The same arguments as I have advanced against Greek borrowing from Egypt, apply to Greek borrowing from Asia. Mr. Ramsay, following Mr. Robertson Smith, suggests that Leto, the mother of Apollo and Artemis, may be "the old Semitic Al-lat." {95a} Then we have Leto and Artemis, as the Mother and the Maid (Kore) with their mystery play. "Clement describes them" (the details) as "Eleusinian, for they had spread to Eleusis as the rites of Demeter and Kore _crossing from Asia to Crete, and from Crete to the European_ peninsula." The ritual "remained everywhere fundamentally the same." Obviously if the Eleusinian Mysteries are of Phrygian origin (Ramsay), they cannot also be of Egyptian origin (Foucart). In truth they are no more specially of Phrygian or Egyptian than of Pawnee or Peruvian origin. Mankind can and does evolve such ideas and rites in any region of the world. {95b}

CONCLUSION

"What has all this farrago about savages to do with Dionysus?" I conceive some scholar, or literary critic asking, if such an one looks into this book. Certainly it would have been easier for me to abound in aesthetic criticism of the Hymns, and on the aspect of Greek literary art which they illustrate. But the Hymns, if read even through the pale medium of a translation, speak for themselves. Their beauties and defects as poetry are patent: patent, too, are the charm and geniality of the national character which they express. The glad Ionian gatherings; the archaic humour; the delight in life, and love, and nature; the pious domesticities of the sacred Hearth; the peopling of woods, hills, and streams with exquisite fairy forms; all these make the poetic delight of the Hymns. But all these need no pointing out to any reader. The poets can speak for themselves.

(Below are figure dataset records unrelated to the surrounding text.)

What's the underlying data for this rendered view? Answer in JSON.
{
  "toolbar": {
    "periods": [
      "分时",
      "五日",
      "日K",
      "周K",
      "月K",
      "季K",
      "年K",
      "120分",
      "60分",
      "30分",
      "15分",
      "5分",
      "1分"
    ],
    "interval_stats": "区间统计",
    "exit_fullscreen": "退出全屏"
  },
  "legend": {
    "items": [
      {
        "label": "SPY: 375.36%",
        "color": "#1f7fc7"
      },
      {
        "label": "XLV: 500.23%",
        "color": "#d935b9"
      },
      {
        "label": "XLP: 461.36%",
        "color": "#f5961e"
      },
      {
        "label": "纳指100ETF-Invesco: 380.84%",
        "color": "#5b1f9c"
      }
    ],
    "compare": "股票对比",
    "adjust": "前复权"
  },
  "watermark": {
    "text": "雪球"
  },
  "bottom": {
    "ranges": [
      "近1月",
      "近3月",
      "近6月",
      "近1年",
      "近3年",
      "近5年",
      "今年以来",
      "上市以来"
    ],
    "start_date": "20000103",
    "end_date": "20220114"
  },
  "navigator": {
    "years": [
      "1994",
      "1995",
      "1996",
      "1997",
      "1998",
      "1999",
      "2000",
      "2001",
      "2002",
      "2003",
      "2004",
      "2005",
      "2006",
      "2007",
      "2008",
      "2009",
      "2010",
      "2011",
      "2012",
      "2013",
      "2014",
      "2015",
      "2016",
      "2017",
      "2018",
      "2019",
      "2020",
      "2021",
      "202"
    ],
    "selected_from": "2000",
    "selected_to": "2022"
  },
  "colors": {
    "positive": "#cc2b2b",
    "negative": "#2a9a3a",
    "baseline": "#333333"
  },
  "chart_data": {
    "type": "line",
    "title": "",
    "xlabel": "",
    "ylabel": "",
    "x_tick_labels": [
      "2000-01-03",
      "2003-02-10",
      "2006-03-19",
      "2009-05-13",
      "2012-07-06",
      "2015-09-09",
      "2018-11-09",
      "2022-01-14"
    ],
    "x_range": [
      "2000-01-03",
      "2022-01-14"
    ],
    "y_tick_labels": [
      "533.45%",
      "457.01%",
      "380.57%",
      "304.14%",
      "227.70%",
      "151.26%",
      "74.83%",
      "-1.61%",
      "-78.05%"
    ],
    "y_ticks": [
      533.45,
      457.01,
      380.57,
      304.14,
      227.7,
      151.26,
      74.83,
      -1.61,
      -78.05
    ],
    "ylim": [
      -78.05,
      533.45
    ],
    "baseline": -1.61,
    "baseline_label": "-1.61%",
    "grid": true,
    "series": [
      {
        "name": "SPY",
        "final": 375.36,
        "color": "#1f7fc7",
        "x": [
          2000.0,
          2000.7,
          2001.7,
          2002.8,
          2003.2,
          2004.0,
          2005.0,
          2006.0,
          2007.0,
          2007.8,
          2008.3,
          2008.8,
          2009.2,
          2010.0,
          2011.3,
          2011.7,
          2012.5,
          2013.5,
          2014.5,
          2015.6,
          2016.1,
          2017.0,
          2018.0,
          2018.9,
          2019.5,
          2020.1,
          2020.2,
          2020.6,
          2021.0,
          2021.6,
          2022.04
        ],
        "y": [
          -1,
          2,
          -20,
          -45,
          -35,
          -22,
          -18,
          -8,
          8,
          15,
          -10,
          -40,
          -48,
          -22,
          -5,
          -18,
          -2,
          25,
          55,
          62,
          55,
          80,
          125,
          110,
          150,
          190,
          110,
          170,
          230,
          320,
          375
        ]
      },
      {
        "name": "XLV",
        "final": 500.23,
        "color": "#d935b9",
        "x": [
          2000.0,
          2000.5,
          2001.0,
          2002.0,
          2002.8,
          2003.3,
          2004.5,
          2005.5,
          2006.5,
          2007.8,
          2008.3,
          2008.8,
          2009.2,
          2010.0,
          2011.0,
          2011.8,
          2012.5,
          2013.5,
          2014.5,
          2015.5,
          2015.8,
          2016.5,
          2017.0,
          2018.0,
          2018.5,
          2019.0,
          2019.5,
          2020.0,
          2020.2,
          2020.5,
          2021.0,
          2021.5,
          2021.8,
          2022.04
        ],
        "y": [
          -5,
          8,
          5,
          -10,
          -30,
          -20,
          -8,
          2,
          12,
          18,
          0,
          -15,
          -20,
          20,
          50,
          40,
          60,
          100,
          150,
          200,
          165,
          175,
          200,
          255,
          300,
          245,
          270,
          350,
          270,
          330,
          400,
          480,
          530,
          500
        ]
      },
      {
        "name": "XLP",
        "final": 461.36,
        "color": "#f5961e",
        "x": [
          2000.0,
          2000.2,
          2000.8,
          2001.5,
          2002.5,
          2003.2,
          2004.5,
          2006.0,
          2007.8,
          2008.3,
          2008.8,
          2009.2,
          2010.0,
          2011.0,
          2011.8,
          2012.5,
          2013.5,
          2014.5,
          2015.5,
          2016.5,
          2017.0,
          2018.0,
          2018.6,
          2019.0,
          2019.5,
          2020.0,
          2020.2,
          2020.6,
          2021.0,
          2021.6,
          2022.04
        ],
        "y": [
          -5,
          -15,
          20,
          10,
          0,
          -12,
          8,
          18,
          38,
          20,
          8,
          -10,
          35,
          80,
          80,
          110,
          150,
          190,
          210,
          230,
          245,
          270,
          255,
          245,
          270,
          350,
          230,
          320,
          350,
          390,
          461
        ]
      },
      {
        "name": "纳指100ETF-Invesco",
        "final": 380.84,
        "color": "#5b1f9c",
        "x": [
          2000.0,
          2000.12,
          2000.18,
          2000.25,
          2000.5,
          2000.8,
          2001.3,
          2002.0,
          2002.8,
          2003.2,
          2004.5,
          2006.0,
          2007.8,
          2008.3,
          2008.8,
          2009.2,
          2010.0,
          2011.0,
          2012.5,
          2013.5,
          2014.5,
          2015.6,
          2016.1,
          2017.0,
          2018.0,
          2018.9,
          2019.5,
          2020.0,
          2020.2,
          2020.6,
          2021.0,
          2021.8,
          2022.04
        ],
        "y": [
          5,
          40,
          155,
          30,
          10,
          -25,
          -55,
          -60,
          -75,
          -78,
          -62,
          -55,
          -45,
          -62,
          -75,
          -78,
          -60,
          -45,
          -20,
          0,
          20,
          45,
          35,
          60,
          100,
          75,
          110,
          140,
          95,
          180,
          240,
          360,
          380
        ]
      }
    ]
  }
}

On the other hand the confusions of sacred and profane; the origins of the Mysteries; the beginnings of the Gods in a mental condition long left behind by Greece when the Hymns were composed; all these matters need elucidation. I have tried to elucidate them as results of evolution from the remote prehistoric past of Greece, which, as it seems, must in many points have been identical with the historic present of the lowest contemporary races. In the same way, if dealing with ornament, I would derive the spirals, volutes, and concentric circles of Mycenaean gold work, from the identical motives, on the oldest incised rocks and kists of our Islands, of North and South America, and of the tribes of Central Australia, recently described by Messrs. Spencer and Gillen, and Mr. Carnegie. The material of the Mycenaean artist may be gold, his work may be elegant and firm, but he traces the selfsame ornament as the naked Arunta, with feebler hand, paints on sacred rocks or on the bodies of his tribesmen. What is true of ornament is true of myth, rite, and belief. Greece only offers a gracious modification of the beliefs, rites, and myths of the races who now are "nearest the beginning," however remote from that unknown beginning they may be. To understand this is to come closer to a true conception of the evolution of Greek faith and art than we can reach by any other path. Yet to insist on this is not to ignore the unmeasured advance of the Greeks in development of society and art. On that head the Hymns, like all Greek poetry, bear their own free testimony. But, none the less, Greek religion and myth present features repellent to us, which derive their origin, not from savagery, but from the more crude horrors of the lower and higher barbarisms.